The article continues with Michelle Emerson, vice president of brand for Reston, Va.-based Sprint Nextel Corp., stating "the initial ads will get consumers to see speed as important, and subsequent ads will show how Sprint Nextel's network and devices can make that speed work for them in terms of music and movie downloads and instantaneous Internet browsing."
Now the paragraph just before this changing the consumer's priority statement by Emerson highlights surveys by David Chamberlain, wireless analyst for In-Stat, a Scottsdale, Ariz.-based research group.
'If your most compelling feature is measured in bits per second, it's not
very compelling,' said Chamberlain, 'I think if you're looking at the consumer
market, speed doesn't have much to offer. I've done surveys, and 60 percent of
the population say they just want a phone.'
Based on the initial article this morning I had a feeling that my previous posts on the subject might be on target.
A late evening check of Adweek gave me confirmation... Telco Tries to 'Sprint Ahead' With Goodby's 1st Work. You can view the ad directly here.
Tim Kelly, Sprint's CMO, stated "This advertising taps in to how customers wants to experience service and brings emotion much more into it than we had in past."
The written description of the first spot highlights the biggest issue I feel the company has as a brand.
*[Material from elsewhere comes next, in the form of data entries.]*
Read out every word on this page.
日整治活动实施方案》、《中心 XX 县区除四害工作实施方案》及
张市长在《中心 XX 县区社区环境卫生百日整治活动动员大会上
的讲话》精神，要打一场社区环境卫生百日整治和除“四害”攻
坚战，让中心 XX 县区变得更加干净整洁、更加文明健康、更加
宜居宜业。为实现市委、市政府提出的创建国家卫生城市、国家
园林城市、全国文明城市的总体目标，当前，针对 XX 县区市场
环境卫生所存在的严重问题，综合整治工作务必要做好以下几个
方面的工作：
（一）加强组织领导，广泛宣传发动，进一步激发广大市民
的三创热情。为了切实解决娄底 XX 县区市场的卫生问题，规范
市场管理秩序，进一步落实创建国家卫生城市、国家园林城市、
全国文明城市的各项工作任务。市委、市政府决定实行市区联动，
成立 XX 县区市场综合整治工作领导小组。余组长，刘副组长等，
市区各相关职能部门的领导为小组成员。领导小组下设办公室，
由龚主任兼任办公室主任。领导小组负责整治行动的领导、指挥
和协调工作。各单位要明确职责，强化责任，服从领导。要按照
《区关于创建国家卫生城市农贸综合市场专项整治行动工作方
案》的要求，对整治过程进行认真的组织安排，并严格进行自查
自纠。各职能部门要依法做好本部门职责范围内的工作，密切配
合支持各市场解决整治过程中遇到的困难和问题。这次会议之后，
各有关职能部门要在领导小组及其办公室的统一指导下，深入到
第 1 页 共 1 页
In "Dreams," a series of artists creates simple artistic images, such as jump
ropes and stars, out of flashlights on a darkened street. As a narrator talks
about a magic screen holding your favorite music, pictures and stories,
additional images made of light continue to play across the screen. It ends with
the tagline, "Sprint ahead."
There is not one benefit or feature directed to the majority of Sprint's customer base that were Nextel business customers and most likely a large portion last months first quarter report stating a loss of 220,000 high-quality customers who pay their bills at the end of the month and typically spend more.
The ads will be out and so will the jury on this one, but my prediction is there is no "dream" in store for Sprint's business customers.